Cathrine OConnel is the Art departments visiting professor for the Fall semester. She is a painter by nature and works mainly on large canvases. She graduated undergrad with a BFA and then attended MICA for her graduate work. Graduate school is where she says she really expanded as an artist. It broke her down to the basics and built her back up again. She often struggled with making"pretty art", she felt she fell into the feminine role of paint pretty colorful, optimistic things. She fought against the feminist stereotype and started to create work about growth and decay. In this stage, she was pinging dying flowers and using darker more earth tones.
I did not know going into the lecture that she was not only a painter but a sculptor also. She became obsessed with negative space, especially in one of her sculptures made out of pvc piping with materials on top. Most of the sculptures she showed us were very dynamic and figure like. They could be personified and seen as animals or human forms. She was into using a lot of textile materials like cloth and string to create very intricate art works that she worked closely with.
I myself can see where she is coming from with the fighting feminine art. I ahve been told by people and professors that my work can be too "pretty" and not emotional enough, but just like her I have kind of given up on fighting the stereotype. I like what I make and if it is too pretty then oh well, I had a reason for creating it how it is. Cathrine OConnel elaborated on how her surrounding influenced her work and how moving back to baltimore has changed her art. I too feel that where I am changes my art. If I am home my photos and work are different than when I am here. Furthermore, ever since I went to Italy this summer, my art has changed. I focus more on textures of the world now, and dynamic ideas. I feel that going to Italy really has opened up my mind more and ever since then I have been having so many ideas.

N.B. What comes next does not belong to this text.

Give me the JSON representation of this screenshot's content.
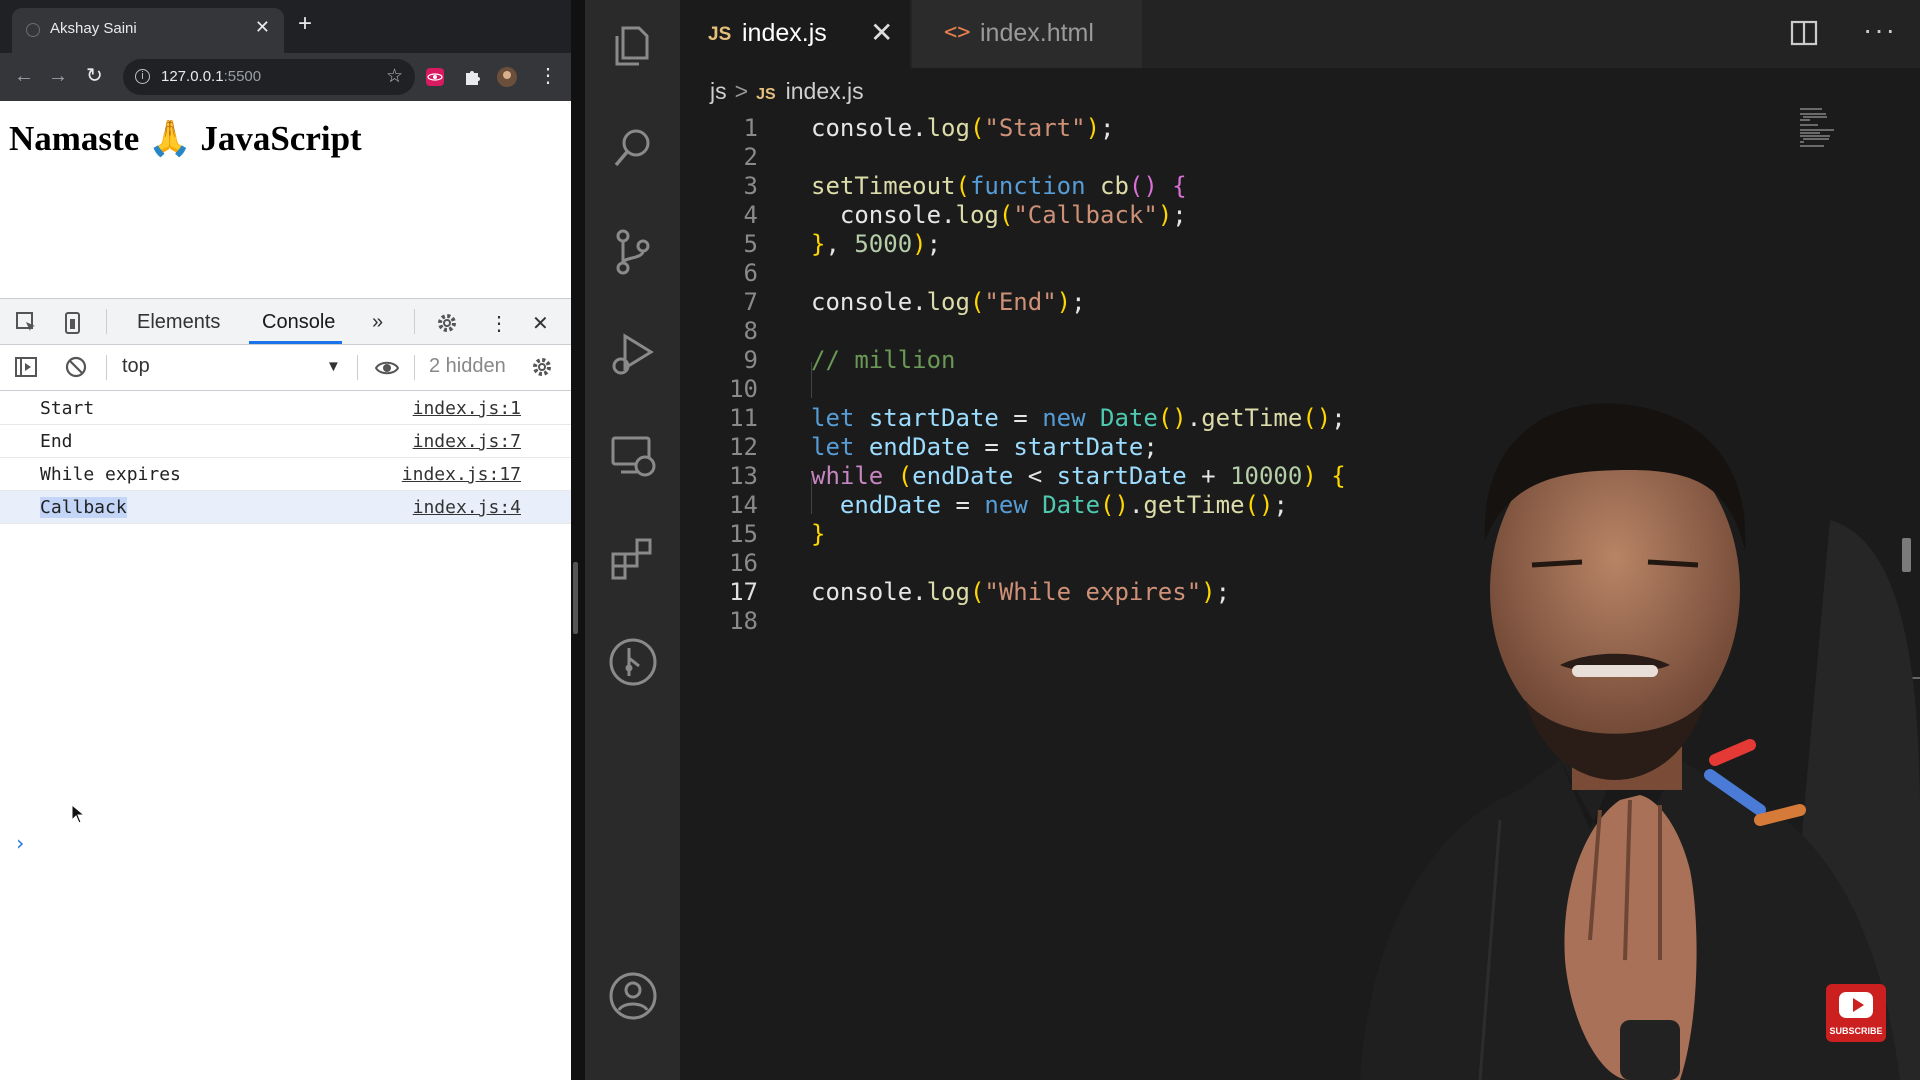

Her work is very interesting and definitely draws you in closer. Whether it be a six foot tall painting that draws you in to look more closely at the hues and tones of paint, or a sculpture that pulls you in to look at the materials made. Even the negative space within her sculptures create an interesting view of the surrounding. In her pipe piece the squared negative space regions create a frame like view of the wall behind it. I think her work is very interesting and provides great conversations with the viewer.